Despite the heavy thunderstorms overnight, it was still hot and muggy the next morning. We were up early and on the road for the short drive to Dachau. Walking round the first of the Nazi concentration camps might not be the most cheerful way to spend a Sunday, but it’s important that we don’t forget the evil that took place in our very recent history.
Admission is free, and we chose to pay for the audio guide handsets. Walking through the “Arbeit Macht Frei” gate, we found ourselves in the huge parade ground used for the twice-daily roll calls. We were in time to catch an English language showing of a black and white newsreel-style film from the 60’s, telling the story from Hitler’s rise to power through to the liberation of the camp by the Americans in April 1945. Opened in 1933, well before war broke out, Dachau was the prototype for all of the other concentration camps which followed. Early inmates were mainly political prisoners, communists and the like, but as time went on extended to the clergy, gypsies, homosexuals and, of course, Jews. It really is a horrific story, but even now I still find it hard to believe that all this was happening just 20 years before I was born.
Once the film was over, we walked around the grounds reading the information boards and listening to the audio guide. It really was harrowing to stand in the vast room where dead corpses were once piled high, and to then walk into the next room and see the four ovens where the bodies were cremated, three or four at a time in each one. It’s hard to comprehend man’s inhumanity towards other men.
Before leaving, we made our way to the museum and spent a while viewing the displays, but there really is too much information to take in all at once – you could easily spend a whole day there. By early afternoon we’d seen enough, and it had become very busy with visitors arriving by the coach load, so we called it a day.
It was only about 20 minutes drive from Dachau to the Allianz Area, home to Bayern Munich, on the outskirts of the city. It’s a really well designed complex, with its own exit from the motorway and situated a short distance from the U-Bahn station with trains into the city centre. An area of the car park is dedicated as a stellplatz, and for €15 a night you can park and take advantage of the free electric hook up, so it’s a very popular with motorhomers wanting to visit Munich.
We set the alarm so that we were up nice and early the next morning, catching the 8:59 into the city centre.
Neither of us had been to Munich before, so all we knew about the place was what we’d read in the Lonely Planet book, but what we did know is that there simply wasn’t time to see everything in a single day, and so we focused on visiting the old town and the English Gardens.
Getting off the U-Bahn, we found the tourist information office in the Rathaus and paid €0.50 for a tourist map. We took a circular route through the old town to the English Gardens and back, stopping for a coffee on the way there and lunch on the way back, where we sampled the local sausages which were delicious.
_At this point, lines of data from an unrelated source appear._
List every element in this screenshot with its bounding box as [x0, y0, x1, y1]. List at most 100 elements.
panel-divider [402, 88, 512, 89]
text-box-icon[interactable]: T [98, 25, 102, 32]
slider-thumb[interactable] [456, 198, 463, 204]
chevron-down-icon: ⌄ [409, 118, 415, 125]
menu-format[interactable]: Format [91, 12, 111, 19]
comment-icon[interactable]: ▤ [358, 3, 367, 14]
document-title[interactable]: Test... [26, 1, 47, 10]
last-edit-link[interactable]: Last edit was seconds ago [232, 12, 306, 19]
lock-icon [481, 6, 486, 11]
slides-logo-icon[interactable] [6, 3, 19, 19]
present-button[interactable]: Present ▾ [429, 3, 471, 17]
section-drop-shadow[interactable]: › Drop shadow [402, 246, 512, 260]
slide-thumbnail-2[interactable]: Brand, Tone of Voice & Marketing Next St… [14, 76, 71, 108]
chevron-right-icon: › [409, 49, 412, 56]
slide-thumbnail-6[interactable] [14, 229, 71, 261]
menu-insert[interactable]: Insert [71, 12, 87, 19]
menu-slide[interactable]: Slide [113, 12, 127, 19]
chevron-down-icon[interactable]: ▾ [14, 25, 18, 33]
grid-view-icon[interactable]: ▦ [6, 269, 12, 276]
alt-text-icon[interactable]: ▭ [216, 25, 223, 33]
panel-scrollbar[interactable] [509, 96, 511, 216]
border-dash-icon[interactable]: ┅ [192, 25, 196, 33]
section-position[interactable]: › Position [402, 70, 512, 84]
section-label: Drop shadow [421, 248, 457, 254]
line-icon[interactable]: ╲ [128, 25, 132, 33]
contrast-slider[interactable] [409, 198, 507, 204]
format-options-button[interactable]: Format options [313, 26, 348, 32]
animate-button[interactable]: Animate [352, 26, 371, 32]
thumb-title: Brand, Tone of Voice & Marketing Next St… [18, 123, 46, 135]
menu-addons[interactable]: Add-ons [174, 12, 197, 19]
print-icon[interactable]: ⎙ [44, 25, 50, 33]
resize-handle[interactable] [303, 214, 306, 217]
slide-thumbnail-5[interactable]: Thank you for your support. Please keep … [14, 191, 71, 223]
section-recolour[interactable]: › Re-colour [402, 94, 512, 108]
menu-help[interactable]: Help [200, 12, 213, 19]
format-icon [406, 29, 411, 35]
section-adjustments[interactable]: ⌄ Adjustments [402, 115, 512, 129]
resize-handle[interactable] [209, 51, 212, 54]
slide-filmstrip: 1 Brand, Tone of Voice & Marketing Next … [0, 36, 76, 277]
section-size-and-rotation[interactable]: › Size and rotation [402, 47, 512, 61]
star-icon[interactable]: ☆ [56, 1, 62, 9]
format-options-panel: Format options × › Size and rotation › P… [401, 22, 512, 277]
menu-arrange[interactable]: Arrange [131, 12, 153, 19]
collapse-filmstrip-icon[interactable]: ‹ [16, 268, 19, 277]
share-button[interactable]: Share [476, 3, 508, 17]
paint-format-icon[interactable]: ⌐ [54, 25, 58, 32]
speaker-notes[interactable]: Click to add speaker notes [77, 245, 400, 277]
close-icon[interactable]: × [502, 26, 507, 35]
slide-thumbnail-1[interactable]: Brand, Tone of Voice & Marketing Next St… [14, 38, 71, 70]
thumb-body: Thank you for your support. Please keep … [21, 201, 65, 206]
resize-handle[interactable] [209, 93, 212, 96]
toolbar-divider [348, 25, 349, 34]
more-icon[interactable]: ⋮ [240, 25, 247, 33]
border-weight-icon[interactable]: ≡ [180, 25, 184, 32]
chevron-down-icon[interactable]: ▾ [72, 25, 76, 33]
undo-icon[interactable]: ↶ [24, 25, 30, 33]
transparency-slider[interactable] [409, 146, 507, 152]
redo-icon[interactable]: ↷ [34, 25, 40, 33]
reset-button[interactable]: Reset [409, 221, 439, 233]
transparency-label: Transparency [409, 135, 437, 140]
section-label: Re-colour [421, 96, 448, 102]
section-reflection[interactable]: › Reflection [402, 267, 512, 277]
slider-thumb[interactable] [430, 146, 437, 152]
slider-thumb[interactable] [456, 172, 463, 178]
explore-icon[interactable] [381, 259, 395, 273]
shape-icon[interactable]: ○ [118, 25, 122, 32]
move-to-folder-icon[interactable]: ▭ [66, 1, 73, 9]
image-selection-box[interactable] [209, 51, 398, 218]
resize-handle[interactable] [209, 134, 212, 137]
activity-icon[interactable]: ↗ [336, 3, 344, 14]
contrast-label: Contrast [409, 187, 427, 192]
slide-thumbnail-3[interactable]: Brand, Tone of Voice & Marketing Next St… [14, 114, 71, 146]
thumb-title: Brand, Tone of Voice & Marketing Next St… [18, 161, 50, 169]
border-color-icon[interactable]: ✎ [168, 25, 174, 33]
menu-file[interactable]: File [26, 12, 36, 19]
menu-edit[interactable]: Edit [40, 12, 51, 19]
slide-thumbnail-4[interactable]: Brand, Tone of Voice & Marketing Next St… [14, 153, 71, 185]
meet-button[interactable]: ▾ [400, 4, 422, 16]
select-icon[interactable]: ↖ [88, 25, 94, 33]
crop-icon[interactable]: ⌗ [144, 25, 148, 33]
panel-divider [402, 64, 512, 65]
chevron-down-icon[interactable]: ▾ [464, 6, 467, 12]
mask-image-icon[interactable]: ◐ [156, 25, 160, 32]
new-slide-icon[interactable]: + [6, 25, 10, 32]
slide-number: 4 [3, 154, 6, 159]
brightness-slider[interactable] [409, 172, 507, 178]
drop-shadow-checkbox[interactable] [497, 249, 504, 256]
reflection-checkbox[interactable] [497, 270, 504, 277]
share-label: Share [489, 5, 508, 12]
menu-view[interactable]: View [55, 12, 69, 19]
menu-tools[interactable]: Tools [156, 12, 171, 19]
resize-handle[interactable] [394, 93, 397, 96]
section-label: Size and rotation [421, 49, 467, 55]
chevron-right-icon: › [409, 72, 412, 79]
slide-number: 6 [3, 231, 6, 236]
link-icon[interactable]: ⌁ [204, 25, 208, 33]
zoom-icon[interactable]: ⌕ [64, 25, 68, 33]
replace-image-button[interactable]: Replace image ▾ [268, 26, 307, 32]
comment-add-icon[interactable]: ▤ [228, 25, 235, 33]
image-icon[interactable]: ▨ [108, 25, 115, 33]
Munich has a sizeable Turkish population to the west of town and, as we’ve been craving a Turkish dinner for a while now, we looked up a restaurant on the interweb within walking distance, and sure enough we found one with rave reviews. We went to check it out mid-afternoon and it was more canteen than restaurant, but packed full of mainly Turkish customers, a sure sign that it was good.
We spent the rest of the afternoon strolling around the shops in the old town, taking a break to do some people watching.
Back at the Turkish restaurant we both went for the doner kebab with rice and salad and we thoroughly enjoyed it. I should point out that the doner meat was very different to that which gets served after pub kicking out time in quality take away establishments and vans all over the UK, as it was made up of actual slices of chicken meat.
By the time we made it back to the van we’d walked over 12 miles over the course of the day, so were only too happy to get the chairs out and crack open a beer.
Bad Aibling was a stopping point on the way to Austrian border near Salzburg. We chose it because it had a good stellplatz, and we weren’t disappointed. We arrived at around midday and bagged a good spot and went for a walk into town once the weather had cooled.
There are loads of towns in Germany called Bad- something or other. Bad translates as Bath, and the towns are rather like the spa towns in the UK, though there are rather a lot more of them here. Like many of these towns, Bad Aibling has a big spa complex using water from the thermal spring. After we’d had dinner I went to the outdoor baths for a swim. I’m rubbish at swimming, but thought it would be rude not to go swimming in at least one of these towns. It has started raining, so I was the only one there and had the pool to myself. The water was a nice 25˚C and it made a nice change to be able to swim without chlorine stinking the place out and stinging my eyes.
We’re now going to treat ourselves to a mini-break based at the stellplatz of another Bad – this time Bad Reichenhall. Tomorrow we will be catching the train across the border into Salzburg, the birthplace of Mozart; on Friday we’ll be catching the bus to Berchesgaden; and on Saturday we’ll spend the day in Bad Reichenhall itself.